The courtyard faced west. Although it was narrow, it was warm enough to grow plants and warm up the living room through the panes of blue glass. The rest of the house was unheated.

 Look carefully at the back left of the living room in the photo above. There were two Singer treadle sewing machines, one in front of the other, although it's hard to make out the one in the back. Here are the scissors the seamstress used.


Every piece of wooden furniture – sofas and chairs – was covered with a woven rug made of yak wool.

The dining room where we were was something that made you blink. Virtually every square inch of sofas, walls, and the ceiling was covered with some sort of intensely colorful decoration.


In this picture the red and green fabric went all around the top of the room and across the center. There were two fabric pictures of the Potala Palace at the left. Below the one on the right was a covered large boom box. In the corner of the room was a covered television, topped with a DVD player. (Every electrical appliance, including the refrigerator, was covered.) Above that was a picture of two men: the previous and the current Panchen Lamas. Sunshine said it is not allowed to display a picture of the Dalai Lama. “Lama,” by the way, means “teacher,” like “rabbi.” At the other end of the room were Tibetan prayer flags.
 

Being mid-afternoon we were served snacks: bowls of candies and dried nuts and beans and baked things like breakfast cereal and even dried yak cheese, the first cheese I've seen in China. Tastes sort of like Romano cheese.


In the thermos, ubiquitous in China and Tibet, was yak butter tea, which I'd read about and was eager to taste. I loved it, sort of buttery, a bit creamy, and a little salty, to the point where I had three servings of it in this tiny cup.


It's a bit hard for me to understand how some people can make a trip like this and not want to taste things like yak butter tea. But then living in Mexico, I take probiotics every morning – who knows? Maybe they work.

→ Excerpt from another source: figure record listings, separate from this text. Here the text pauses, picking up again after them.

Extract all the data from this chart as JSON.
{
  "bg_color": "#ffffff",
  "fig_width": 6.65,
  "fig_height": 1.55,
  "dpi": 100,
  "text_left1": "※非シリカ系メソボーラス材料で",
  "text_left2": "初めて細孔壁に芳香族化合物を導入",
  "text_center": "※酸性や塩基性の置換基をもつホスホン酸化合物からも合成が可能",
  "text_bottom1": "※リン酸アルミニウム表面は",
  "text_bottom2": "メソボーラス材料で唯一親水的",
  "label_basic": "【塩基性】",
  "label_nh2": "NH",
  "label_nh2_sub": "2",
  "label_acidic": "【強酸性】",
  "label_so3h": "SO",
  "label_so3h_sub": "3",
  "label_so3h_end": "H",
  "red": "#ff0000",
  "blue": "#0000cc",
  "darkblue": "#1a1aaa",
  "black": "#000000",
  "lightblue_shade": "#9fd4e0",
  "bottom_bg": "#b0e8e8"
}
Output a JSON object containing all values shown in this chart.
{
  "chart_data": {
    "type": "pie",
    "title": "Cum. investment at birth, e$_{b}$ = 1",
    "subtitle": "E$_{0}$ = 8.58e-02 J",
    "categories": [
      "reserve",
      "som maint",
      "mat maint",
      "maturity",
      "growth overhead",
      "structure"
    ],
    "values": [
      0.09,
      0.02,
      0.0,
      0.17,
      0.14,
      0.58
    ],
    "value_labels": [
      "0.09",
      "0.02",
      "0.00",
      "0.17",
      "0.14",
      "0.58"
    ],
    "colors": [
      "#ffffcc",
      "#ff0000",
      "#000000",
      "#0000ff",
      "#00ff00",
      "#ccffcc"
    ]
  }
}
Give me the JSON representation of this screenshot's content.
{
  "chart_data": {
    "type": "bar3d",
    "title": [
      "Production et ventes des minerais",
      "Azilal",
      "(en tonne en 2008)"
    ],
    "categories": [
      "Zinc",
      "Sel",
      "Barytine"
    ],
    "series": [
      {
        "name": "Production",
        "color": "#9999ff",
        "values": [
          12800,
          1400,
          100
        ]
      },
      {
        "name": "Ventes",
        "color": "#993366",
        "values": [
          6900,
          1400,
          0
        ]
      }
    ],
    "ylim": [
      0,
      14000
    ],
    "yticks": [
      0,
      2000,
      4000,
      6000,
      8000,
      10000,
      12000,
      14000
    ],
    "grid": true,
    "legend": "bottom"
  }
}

An adjoining room, one of the seven rooms I was told made up the entire home for six people, was the chapel. Most or all devout Buddhists have chapels. This was a revelation. The top of the main shrine that contained three Buddhas was decorated with a pregnant woman, obviously a fertility symbol and a marvelous illustration of the way old and new traditions blend into each other. Here are the three Buddhas below the fertility symbol:

This was another illustration of how traditions blend. This family augments its income by welcoming tour groups (and the woman also sells small woven things you can see in the picture below), and she has placed paper money from the countries of her visitors inside the Buddhas's shrine. 

Here is our hostess. I was the only one to bring her a present, a small Mexican handmade purse, so she smiled and bowed to me many times.


Leaving her house we passed a little girl: irresistible.


It is on days like this I wouldn't give up a tour for anything. A wonderful day.